Further, my code does not work with the below code your file has:

  ## make a bunch of things numeric (taken from bbdataplease_knb.R)
  d$forceday <- as.numeric(d$forcetemp)
  d$forcenight <- as.numeric(d$forcetemp_night)
  d$photonight <- as.numeric(d$photoperiod_night)

  d$photo <- as.numeric(d$photoperiod_day)
  d$force <- d$forceday
  d$force[is.na(d$forcenight)==FALSE & is.na(d$photo)==FALSE &
                is.na(d$photonight)==FALSE] <-
  (d$forceday[is.na(d$forcenight)==FALSE & is.na(d$photo)==FALSE &
                      is.na(d$photonight)==FALSE]*
    d$photo[is.na(d$forcenight)==FALSE & is.na(d$photo)==FALSE &
                     is.na(d$photonight)==FALSE] +
     d$forcenight[is.na(d$forcenight)==FALSE & is.na(d$photo)==FALSE &
                          is.na(d$photonight)==FALSE]*
     d$photonight[is.na(d$forcenight)==FALSE & is.na(d$photo)==FALSE &
                          is.na(d$photonight)==FALSE])/24

    d$chill <- as.numeric(d$Total_Utah_Model) 
    d$chill.hrs <- as.numeric(d$Total_Chilling_Hours) 
    d$chill.ports <- as.numeric(d$Total_Chill_portions) 

    d$resp <- as.numeric(d$response.time)

I looked through my main code (which is analyses/limitingcues/countintxns/countintxns.R, which uses analyses/limitingcues/countintxns/source/countintxns_cleanosp.R) and there's no easy way to add these. I did a lot of crazy manipulations to not lose studies (which is easy to do when dealing with dates, chilling temperatures, NA values etc.).

I edited your R script and checked the output (ospree_forknb_limcue.csv) gives me the same answers as ospree_clean.csv (also checked the heatmap comes out the same in studydesignplots.R). Is there a way we could submit this file to KNB?

lizzieinvancouver commented 2 years ago

@AileneKane Just checking in on my question above:

I edited your R script and checked the output (ospree_forknb_limcue.csv) gives me the same answers as ospree_clean.csv (also checked the heatmap comes out the same in studydesignplots.R). Is there a way we could submit this file to KNB?

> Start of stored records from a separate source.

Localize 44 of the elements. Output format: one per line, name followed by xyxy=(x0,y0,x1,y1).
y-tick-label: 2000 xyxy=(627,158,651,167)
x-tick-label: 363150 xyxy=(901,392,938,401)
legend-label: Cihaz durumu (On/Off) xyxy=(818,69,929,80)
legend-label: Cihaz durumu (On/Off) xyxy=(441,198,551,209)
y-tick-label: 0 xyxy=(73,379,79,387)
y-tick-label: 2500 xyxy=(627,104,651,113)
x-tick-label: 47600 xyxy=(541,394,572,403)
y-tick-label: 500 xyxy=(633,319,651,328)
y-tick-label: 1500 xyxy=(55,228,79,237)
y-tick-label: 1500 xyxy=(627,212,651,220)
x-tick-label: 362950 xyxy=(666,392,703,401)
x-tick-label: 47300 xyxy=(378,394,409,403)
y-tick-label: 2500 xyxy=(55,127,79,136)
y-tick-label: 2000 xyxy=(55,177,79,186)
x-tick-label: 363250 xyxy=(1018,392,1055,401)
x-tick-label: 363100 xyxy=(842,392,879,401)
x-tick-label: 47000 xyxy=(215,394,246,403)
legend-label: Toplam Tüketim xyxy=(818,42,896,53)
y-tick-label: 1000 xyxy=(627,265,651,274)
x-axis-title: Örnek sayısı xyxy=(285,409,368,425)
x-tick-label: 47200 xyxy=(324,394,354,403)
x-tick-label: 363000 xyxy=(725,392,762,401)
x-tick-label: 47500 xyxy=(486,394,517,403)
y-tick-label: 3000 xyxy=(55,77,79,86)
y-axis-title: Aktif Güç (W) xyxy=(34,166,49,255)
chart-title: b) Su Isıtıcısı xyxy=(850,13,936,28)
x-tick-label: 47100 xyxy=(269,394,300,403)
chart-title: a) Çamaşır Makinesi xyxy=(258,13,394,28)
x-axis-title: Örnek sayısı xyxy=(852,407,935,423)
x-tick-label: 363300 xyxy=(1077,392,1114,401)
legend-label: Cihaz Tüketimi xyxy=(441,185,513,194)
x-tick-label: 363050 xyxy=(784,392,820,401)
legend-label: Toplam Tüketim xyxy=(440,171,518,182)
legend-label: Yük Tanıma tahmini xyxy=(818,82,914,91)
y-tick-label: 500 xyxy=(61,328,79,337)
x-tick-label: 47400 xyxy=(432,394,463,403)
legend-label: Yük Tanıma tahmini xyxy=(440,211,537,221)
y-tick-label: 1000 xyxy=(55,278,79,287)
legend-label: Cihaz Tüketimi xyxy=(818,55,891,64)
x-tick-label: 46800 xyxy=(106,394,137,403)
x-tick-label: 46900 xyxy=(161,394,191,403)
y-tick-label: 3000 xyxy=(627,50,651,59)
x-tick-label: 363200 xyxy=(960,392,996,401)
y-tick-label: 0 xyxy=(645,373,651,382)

AileneKane commented 2 years ago

@lizzieinvancouver We can submit your new ospree_forknb_limcue.csv file to knb for sure. I've got a question about this. Do you want me to : A) Add the new database file (as an alternate version of OSPREE, so that there are two versions- one for the main bb ms and one for limcues), or B) Replace the previous version of ospree that's on knb now with this one, and add code to get this new file to be the same as what's there now (from the bb ms)?

B will obviously take more time and be harder, so I may not get to it till next week.

lizzieinvancouver commented 2 years ago

@AileneKane Definitely A! I think that is easier for us and users and what I was thinking. If we're clear about what the two files are then I don't see a real drawback.

AileneKane commented 2 years ago

@lizzieinvancouver Ok, as I started to do this I realized that I wasn't sure if there is code that I should also add for limiting cues? Our original database entry has the model code (zscoring code, etc, too) but perhaps there is nothing to add in that regard since we didn't fit any models for this paper? I've know added it to knb. Please let me know if there is anything we want to add code-wise. Also, I noticed that "Entered by"" is in this version of the database- shall I remove it for the file on knb?

AileneKane commented 2 years ago

@lizzieinvancouver as you probable know, there are other columns that are in this version but not in the bb subset:

AileneKane commented 2 years ago

doi is doi:10.5063/F1DF6PNQ.

lizzieinvancouver commented 2 years ago

Please let me know if there is anything we want to add code-wise. Also, I noticed that "Entered by"" is in this version of the database- shall I remove it for the file on knb?

@AileneKane Thanks for working on this! I don't think we need to add anything code-wise; we don't do any amazing models or such. I think we should include "Entered by" in the data for KNB, you can't really identify people from it (well, not exactly) and someone might want to model the effect of who entered it or such.

I would like to INCLUDE all the columns I sent, as these are ones we will include when posting the updated data someday. They're all columns we included when entering the data so may come in handy for someone else someday.